Yesterday marked the beginning of what in normal times is Spain’s biggest holiday, Semana Santa — Holy Week — as well as what might, maybe, could be the second half of our lockdown. For what feels like weeks but really has only been days we’ve been told we’re approaching the peak. How long can one approach a peak before they finally reach it? This is a long slog, perilously steep, and even before we were locked in our houses we were deconditioned for work of this sort. But now they say, hopefully, that Spain’s cases seem to be reaching the plateau before the descent. For the first time since this all began, El Pais ran a story yesterday positing what life might look like as restrictions ease. In the article, José María Martin Moreno, professor of Medicine and Public Health at the University of Valencia, said
(I have hope that we will go to the beach and I am convinced that we will have grand opportunities to live life with affection and intensity…)

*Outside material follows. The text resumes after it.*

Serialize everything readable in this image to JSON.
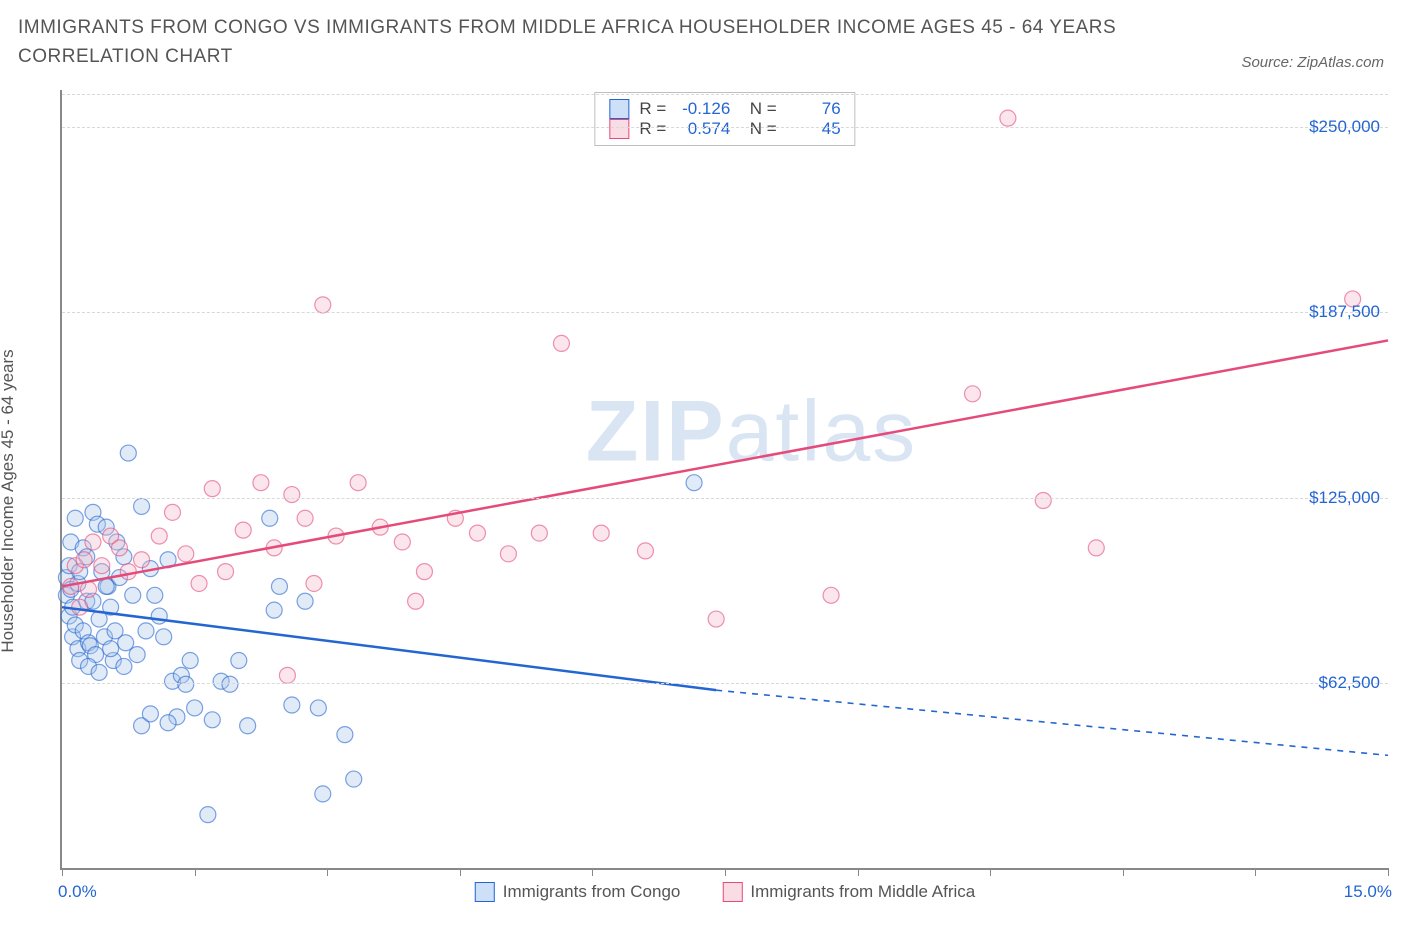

Eons ago, around March 1, I started planning a Semana Santa trip that would wind through some the pueblas blancas of Spain and end in Cádiz, all clear, scouring light, white walls, and tumbling riots of pink bougainvillea. How naive this seems, now, just a month later! What on earth was I thinking? Why could we not read the tea leaves spread out before us? Why is it always, always human nature, to not truly feel things, until they butt hard up against you, until they knock the wind out of you?

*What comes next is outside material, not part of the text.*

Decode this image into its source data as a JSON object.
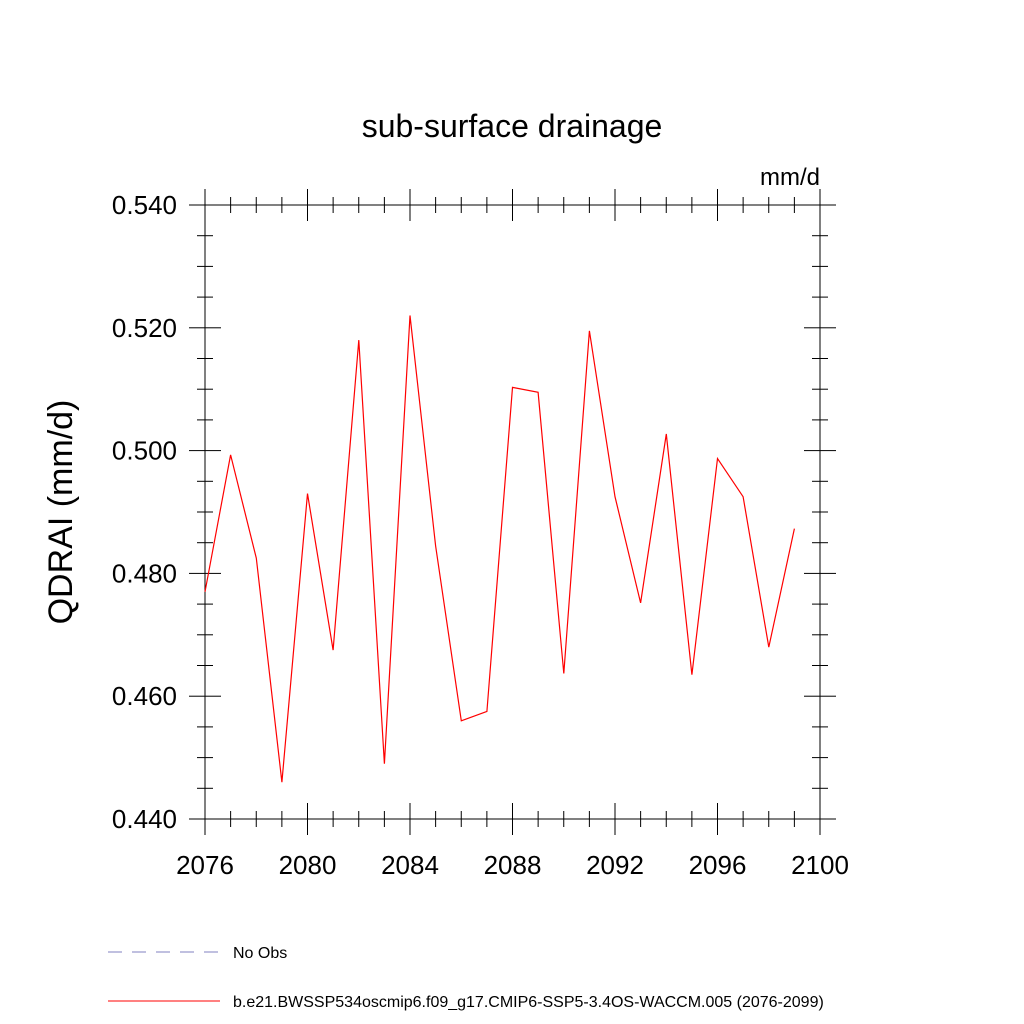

There’s a poem circulating in these Corona-days, the gist of which is: we’ll stay home, we’ll learn something and then we’ll be better people. I’m cynical enough by nature that this feels a little like a panacea, a sop. I’m afraid the higher likelihood is that humanity will behave like the abusive spouse it usually is: when it realizes its partner, packing a suitcase, is really leaving this time, it always promises to change its ways. When the partner relents and stays, it’s back to business as usual. It’s very hard for leopards to change their spots.
But maybe, maybe, if we work hard enough, when this is over, taking a two-hour walk can be vacation enough. Sitting at the cafe on the corner, nursing a coffee, can be a heady experience. And it will be glorious, to walk down the sidewalk, to live life with affection and intensity, and be able to see the faces, the smiles, of each person walking toward you.